Fox News obtained this letter containing questions for Fauci, which was written a week after Fauci's Jan. 11 testimony to the Senate Health, Education, Labor and Pensions (HELP) Committee in a hearing entitled "Addressing New Variants: A Federal Perspective on the COVID-19 Response."

The letter lays out 11 "yes or no" questions for Fauci to answer, written to Senate HELP Committee chairwoman Patty Murray and ranking member Richard Burr on Jan. 18, 2022.

"The American people deserve to know how this pandemic started, to know if the NIH funded dangerous gain-of-function research that may have caused this pandemic, and to remove from office anyone, such as Dr. Fauci, who let this happen," Paul told Fox News in a Monday email.

"In these questions, I am demanding simple 'yes' or 'no' answers that aim to get us closer to the truth about the origins of COVID-19," he continued.

Paul's questions for Fauci center around whether the NIH funded gain-of-function research, focusing on the EcoHealth Alliance grant given for that research.

"Did the NIH award a grant on bat SARS-related coronaviruses to EcoHealth Alliance with a subcontract to the Wuhan Institute of Virology? Please answer yes or no," one of the questions asks.

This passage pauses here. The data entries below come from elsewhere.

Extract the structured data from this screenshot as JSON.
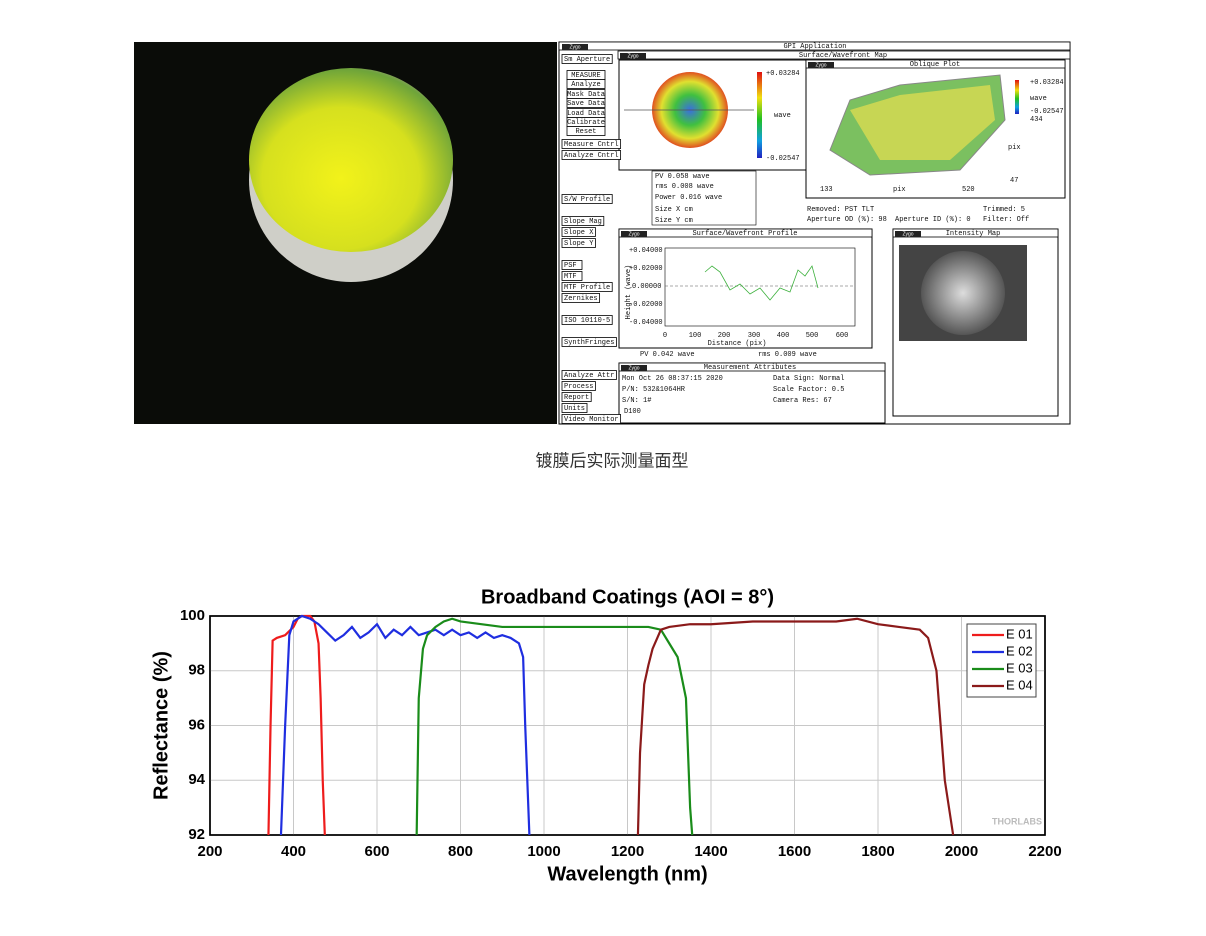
{
  "caption": "镀膜后实际测量面型",
  "zygo": {
    "logo": "Zygo",
    "buttons": [
      "Sm Aperture",
      "MEASURE",
      "Analyze",
      "Mask Data",
      "Save Data",
      "Load Data",
      "Calibrate",
      "Reset",
      "Measure Cntrl",
      "Analyze Cntrl",
      "S/W Profile",
      "Slope Mag",
      "Slope X",
      "Slope Y",
      "PSF",
      "MTF",
      "MTF Profile",
      "Zernikes",
      "ISO 10110-5",
      "SynthFringes",
      "Analyze Attr",
      "Process",
      "Report",
      "Units",
      "Video Monitor"
    ],
    "labels": [
      "GPI Application",
      "Surface/Wavefront Map",
      "Oblique Plot",
      "+0.03284",
      "wave",
      "-0.02547",
      "+0.03284",
      "wave",
      "-0.02547",
      "434",
      "pix",
      "47",
      "133",
      "pix",
      "520",
      "PV      0.058   wave",
      "rms     0.008   wave",
      "Power   0.016   wave",
      "Size X          cm",
      "Size Y          cm",
      "Removed: PST TLT",
      "Trimmed:  5",
      "Aperture OD (%):  98",
      "Aperture ID (%):  0",
      "Filter:     Off",
      "Surface/Wavefront Profile",
      "Intensity Map",
      "+0.04000",
      "+0.02000",
      "0.00000",
      "-0.02000",
      "-0.04000",
      "0",
      "100",
      "200",
      "300",
      "400",
      "500",
      "600",
      "Height (wave)",
      "Distance (pix)",
      "PV      0.042   wave",
      "rms       0.009   wave",
      "Measurement Attributes",
      "Mon Oct 26 08:37:15 2020",
      "P/N:  532&1064HR",
      "S/N:  1#",
      "D100",
      "Data Sign:    Normal",
      "Scale Factor:   0.5",
      "Camera Res:          67"
    ]
  },
  "chart_data": {
    "type": "line",
    "title": "Broadband Coatings (AOI = 8°)",
    "x_label": "Wavelength (nm)",
    "y_label": "Reflectance (%)",
    "xlim": [
      200,
      2200
    ],
    "ylim": [
      92,
      100
    ],
    "xticks": [
      200,
      400,
      600,
      800,
      1000,
      1200,
      1400,
      1600,
      1800,
      2000,
      2200
    ],
    "yticks": [
      92,
      94,
      96,
      98,
      100
    ],
    "grid": true,
    "legend": "upper right",
    "watermark": "THORLABS",
    "series": [
      {
        "name": "E 01",
        "color": "#ee1c1c",
        "x": [
          340,
          345,
          350,
          360,
          380,
          400,
          410,
          420,
          440,
          450,
          460,
          465,
          470,
          475
        ],
        "values": [
          92,
          96,
          99.1,
          99.2,
          99.3,
          99.6,
          99.9,
          100,
          100,
          99.8,
          99,
          97,
          94,
          92
        ]
      },
      {
        "name": "E 02",
        "color": "#1f2ee0",
        "x": [
          370,
          380,
          390,
          400,
          420,
          440,
          460,
          480,
          500,
          520,
          540,
          560,
          580,
          600,
          620,
          640,
          660,
          680,
          700,
          720,
          740,
          760,
          780,
          800,
          820,
          840,
          860,
          880,
          900,
          920,
          940,
          950,
          955,
          960,
          965
        ],
        "values": [
          92,
          96,
          99.3,
          99.8,
          100,
          99.9,
          99.7,
          99.4,
          99.1,
          99.3,
          99.6,
          99.2,
          99.4,
          99.7,
          99.2,
          99.5,
          99.3,
          99.6,
          99.3,
          99.4,
          99.5,
          99.3,
          99.5,
          99.3,
          99.4,
          99.2,
          99.4,
          99.2,
          99.3,
          99.2,
          99.0,
          98.5,
          96,
          94,
          92
        ]
      },
      {
        "name": "E 03",
        "color": "#1a8c1a",
        "x": [
          695,
          700,
          710,
          720,
          740,
          760,
          780,
          800,
          850,
          900,
          1000,
          1100,
          1200,
          1250,
          1280,
          1300,
          1320,
          1340,
          1345,
          1350,
          1355
        ],
        "values": [
          92,
          97,
          98.8,
          99.3,
          99.6,
          99.8,
          99.9,
          99.8,
          99.7,
          99.6,
          99.6,
          99.6,
          99.6,
          99.6,
          99.5,
          99.0,
          98.5,
          97,
          95,
          93,
          92
        ]
      },
      {
        "name": "E 04",
        "color": "#8b1a1a",
        "x": [
          1225,
          1230,
          1240,
          1250,
          1260,
          1280,
          1300,
          1350,
          1400,
          1500,
          1600,
          1700,
          1750,
          1800,
          1850,
          1900,
          1920,
          1940,
          1950,
          1960,
          1970,
          1980
        ],
        "values": [
          92,
          95,
          97.5,
          98.2,
          98.8,
          99.5,
          99.6,
          99.7,
          99.7,
          99.8,
          99.8,
          99.8,
          99.9,
          99.7,
          99.6,
          99.5,
          99.2,
          98,
          96,
          94,
          93,
          92
        ]
      }
    ]
  }
}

Another question asks whether the NIH had been informed that researchers "constructed new SARS-related coronaviruses (so-called 'chimeric SARS-related coronaviruses') that combined the spike gene of one SARS-related coronavirus with the rest of the genetic information of another SARS-related coronavirus, and that the resulting new viruses infected human cells?"

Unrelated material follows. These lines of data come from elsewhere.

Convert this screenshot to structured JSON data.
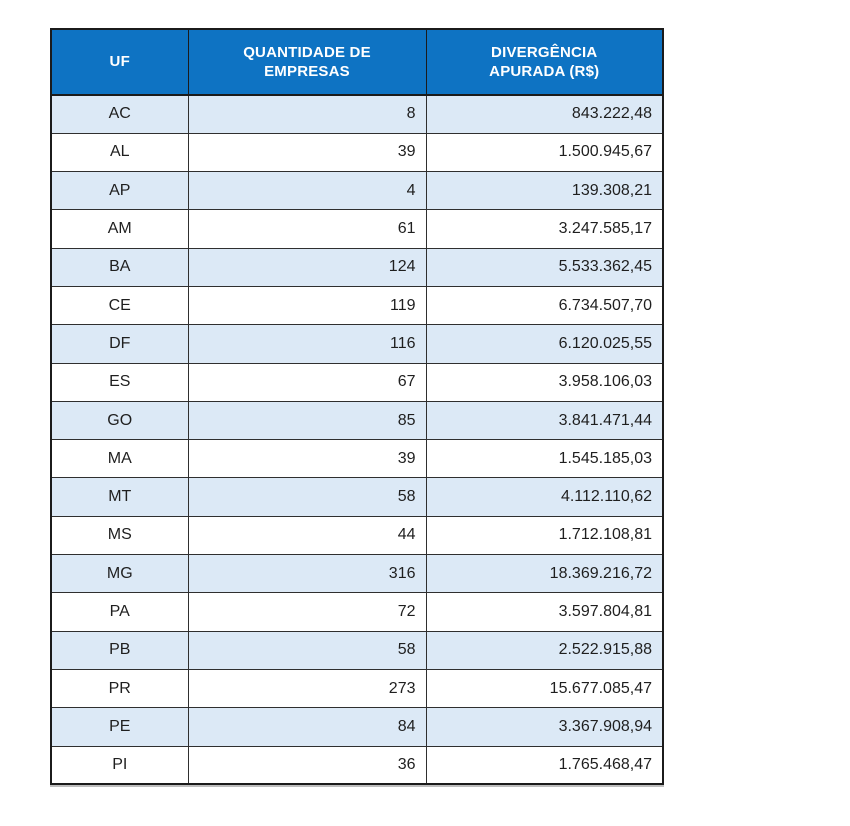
{
  "chart_data": {
    "type": "table",
    "columns": [
      "UF",
      "QUANTIDADE DE EMPRESAS",
      "DIVERGÊNCIA APURADA (R$)"
    ],
    "header_lines": [
      [
        "UF"
      ],
      [
        "QUANTIDADE DE",
        "EMPRESAS"
      ],
      [
        "DIVERGÊNCIA",
        "APURADA (R$)"
      ]
    ],
    "rows": [
      {
        "uf": "AC",
        "empresas": 8,
        "divergencia_reais": "843.222,48"
      },
      {
        "uf": "AL",
        "empresas": 39,
        "divergencia_reais": "1.500.945,67"
      },
      {
        "uf": "AP",
        "empresas": 4,
        "divergencia_reais": "139.308,21"
      },
      {
        "uf": "AM",
        "empresas": 61,
        "divergencia_reais": "3.247.585,17"
      },
      {
        "uf": "BA",
        "empresas": 124,
        "divergencia_reais": "5.533.362,45"
      },
      {
        "uf": "CE",
        "empresas": 119,
        "divergencia_reais": "6.734.507,70"
      },
      {
        "uf": "DF",
        "empresas": 116,
        "divergencia_reais": "6.120.025,55"
      },
      {
        "uf": "ES",
        "empresas": 67,
        "divergencia_reais": "3.958.106,03"
      },
      {
        "uf": "GO",
        "empresas": 85,
        "divergencia_reais": "3.841.471,44"
      },
      {
        "uf": "MA",
        "empresas": 39,
        "divergencia_reais": "1.545.185,03"
      },
      {
        "uf": "MT",
        "empresas": 58,
        "divergencia_reais": "4.112.110,62"
      },
      {
        "uf": "MS",
        "empresas": 44,
        "divergencia_reais": "1.712.108,81"
      },
      {
        "uf": "MG",
        "empresas": 316,
        "divergencia_reais": "18.369.216,72"
      },
      {
        "uf": "PA",
        "empresas": 72,
        "divergencia_reais": "3.597.804,81"
      },
      {
        "uf": "PB",
        "empresas": 58,
        "divergencia_reais": "2.522.915,88"
      },
      {
        "uf": "PR",
        "empresas": 273,
        "divergencia_reais": "15.677.085,47"
      },
      {
        "uf": "PE",
        "empresas": 84,
        "divergencia_reais": "3.367.908,94"
      },
      {
        "uf": "PI",
        "empresas": 36,
        "divergencia_reais": "1.765.468,47"
      }
    ],
    "layout": {
      "banding": "first body row shaded, alternating",
      "uf_alignment": "center",
      "number_alignment": "right"
    }
  },
  "colors": {
    "header_bg": "#0e73c3",
    "header_text": "#ffffff",
    "band_bg": "#dce9f6",
    "grid": "#2f2f2f",
    "outer_border": "#1b1b1b",
    "body_text": "#1f1f1f"
  }
}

"Did the NIH continue to fund the grant, despite the violations of the terms and conditions outlines on page 5 of the 2016 grant Notice of Award (specifically, for failing immediately to 'stop all experiments with these viruses and provide the NIAID Program Officer and Grants Management Specialist… with the relevant data and information')" another question asks.

The letter goes on to state that if Fauci answers "yes" to any of the questions outlined, "are you prepared to retract your previous false testimony before the United States Senate Committee on Health, Education, Labor, and pensions?"

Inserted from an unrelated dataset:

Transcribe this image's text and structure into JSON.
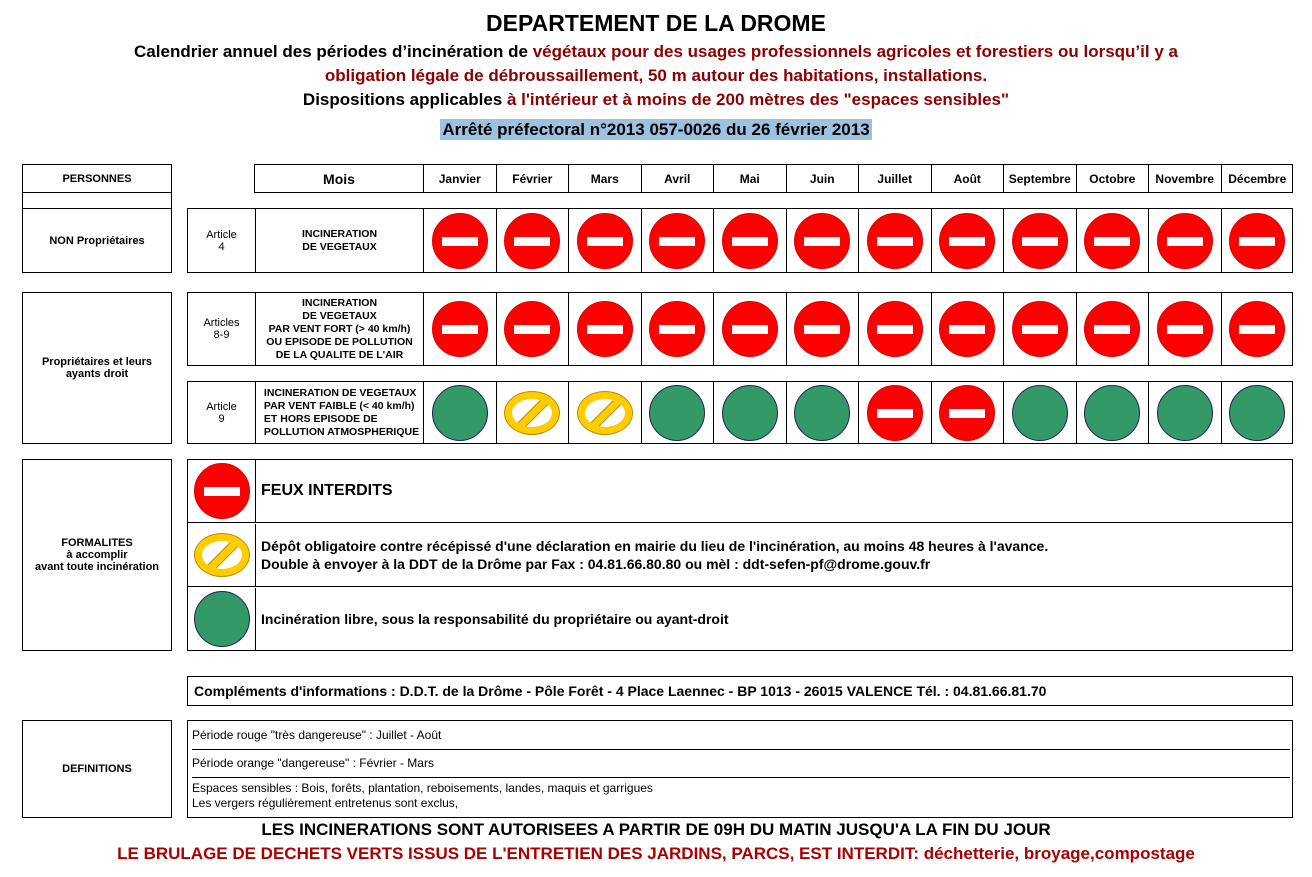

During the Jan. 11 hearing, Fauci and Paul got into a heated exchange over the lab leak hypothesis, accusing Fauci of discrediting doctors who believed that origin theory of COVID-19. "The idea that a government official, like yourself, would claim unilaterally to represent science, that any criticism of you would be considered a criticism of science itself, is quite dangerous," Paul said.

Paul noted later on that an email exchange between Fauci and now former NIAID director Dr. Francis Collins shows the two conspiring to takedown epidemiologists that believed the theory.

"In an email exchange with Dr. [Francis] Collins you conspire and I quote here directly from the email to create a quick and devastating published takedown of three prominent epidemiologist from Harvard, Oxford and Stanford. (Apparently, there's a lot of fringe epidemiologist at Harvard, Oxford and Stanford.) And you quote in the email that they are from Dr. Collins and you you agree that they are fringe. Immediately as this takedown ethic," Paul critiqued.

"A published takedown, though," Paul continued, "you know, doesn't exactly conjure up the image of a dispassionate scientist. Instead of engaging them on the merits you and Dr. Collins sought to smear them is fringe and take them down. And not in journals, in lay press. This is not only antithetical to the scientific method; it's cheap politics and it's reprehensible, Dr. Fauci. Do you really think it's appropriate to use your $420,000 salary to attack scientists that disagree with you?"